Australia passes U.S. in per-capita admissions


Screen Australia recently released their latest statistics on cinemas in Australia. They list the number of screens in Australia as 1,994 at the end of 2010, up 10 screens from the previous year. The percentage of digital screens increased from 15% to 23% in the same period. Australia ranks 15th in the world for number of cinema screens and at the same spot for cinema attendance, with 92 million tickets purchased in 2010, up from 90.7 million in 2009.

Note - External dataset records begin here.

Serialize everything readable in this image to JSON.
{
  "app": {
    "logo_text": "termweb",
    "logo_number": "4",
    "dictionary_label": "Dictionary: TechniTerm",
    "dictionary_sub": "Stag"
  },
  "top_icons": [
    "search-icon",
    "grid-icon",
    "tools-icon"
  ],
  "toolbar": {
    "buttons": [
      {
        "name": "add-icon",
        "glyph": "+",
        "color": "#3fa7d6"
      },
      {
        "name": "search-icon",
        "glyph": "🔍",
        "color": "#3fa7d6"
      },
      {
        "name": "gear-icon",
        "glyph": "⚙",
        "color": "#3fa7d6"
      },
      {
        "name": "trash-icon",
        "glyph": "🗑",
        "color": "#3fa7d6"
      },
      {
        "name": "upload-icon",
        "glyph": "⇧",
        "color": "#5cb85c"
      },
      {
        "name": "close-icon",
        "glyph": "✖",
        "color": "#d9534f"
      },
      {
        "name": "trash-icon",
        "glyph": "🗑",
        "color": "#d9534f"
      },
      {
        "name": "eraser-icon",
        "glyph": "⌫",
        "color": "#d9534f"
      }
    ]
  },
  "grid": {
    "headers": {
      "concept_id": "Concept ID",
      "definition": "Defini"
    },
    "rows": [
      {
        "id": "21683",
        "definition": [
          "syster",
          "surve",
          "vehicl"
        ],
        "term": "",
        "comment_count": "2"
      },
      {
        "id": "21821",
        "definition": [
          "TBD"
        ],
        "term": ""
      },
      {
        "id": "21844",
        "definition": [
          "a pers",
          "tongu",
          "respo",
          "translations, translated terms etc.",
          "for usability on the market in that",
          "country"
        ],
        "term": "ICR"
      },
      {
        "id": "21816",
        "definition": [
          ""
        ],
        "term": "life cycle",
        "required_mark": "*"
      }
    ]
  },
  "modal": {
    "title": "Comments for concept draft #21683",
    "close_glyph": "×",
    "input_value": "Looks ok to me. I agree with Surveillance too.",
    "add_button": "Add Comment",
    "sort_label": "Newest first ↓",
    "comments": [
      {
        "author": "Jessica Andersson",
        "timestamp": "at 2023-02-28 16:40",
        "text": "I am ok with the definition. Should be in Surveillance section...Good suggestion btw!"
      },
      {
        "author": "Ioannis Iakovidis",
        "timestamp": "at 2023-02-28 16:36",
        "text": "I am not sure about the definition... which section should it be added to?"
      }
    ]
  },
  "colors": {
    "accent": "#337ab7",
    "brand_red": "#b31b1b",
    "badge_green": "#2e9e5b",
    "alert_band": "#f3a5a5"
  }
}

For the first time, Australia has overtaken the U.S. in the number of admissions per population. Iceland came first with 5.4 visits per head, followed by Singapore at 4.5 visits, Australia at 4.3 visits and the U.S. fourth with 3.9 visits to the cinema per year per capita. Our neighbors New Zealand were sixth with 3.6. Australia was eighth in world box-office revenue, achieving a record $1,041 million, slightly over one-tenth of the U.S. result.
Australian producers do better than many other countries in getting their films into cinemas. 74% of all features made between 2000 and 2008 managed to get a cinema release in Australia by the end of 2010.

Stuart Beattie, director of Tomorrow When the War Began, will start shooting the present-day horror feature I Frankenstein in Australia in January. The film is based on the graphic novel of the same name, which, of course, is inspired by Mary Shelley’s novel Frankenstein. Aaron Eckhart will play the title character. Lionsgate will distribute in the U.S., Hopscotch in Australia, and Lakeshore will handle international sales.

It is with great sadness that we report the recent death of Mark Safarty, chief executive of the Independent Cinemas Association of Australia. “Mark fought tirelessly for independent cinemas, with a vision and perseverance seldom encountered,” the ICAA board said in a statement. Mark had been active in independent cinema for many years, heading up the Dendy Cinema chain from 2000 to 2007.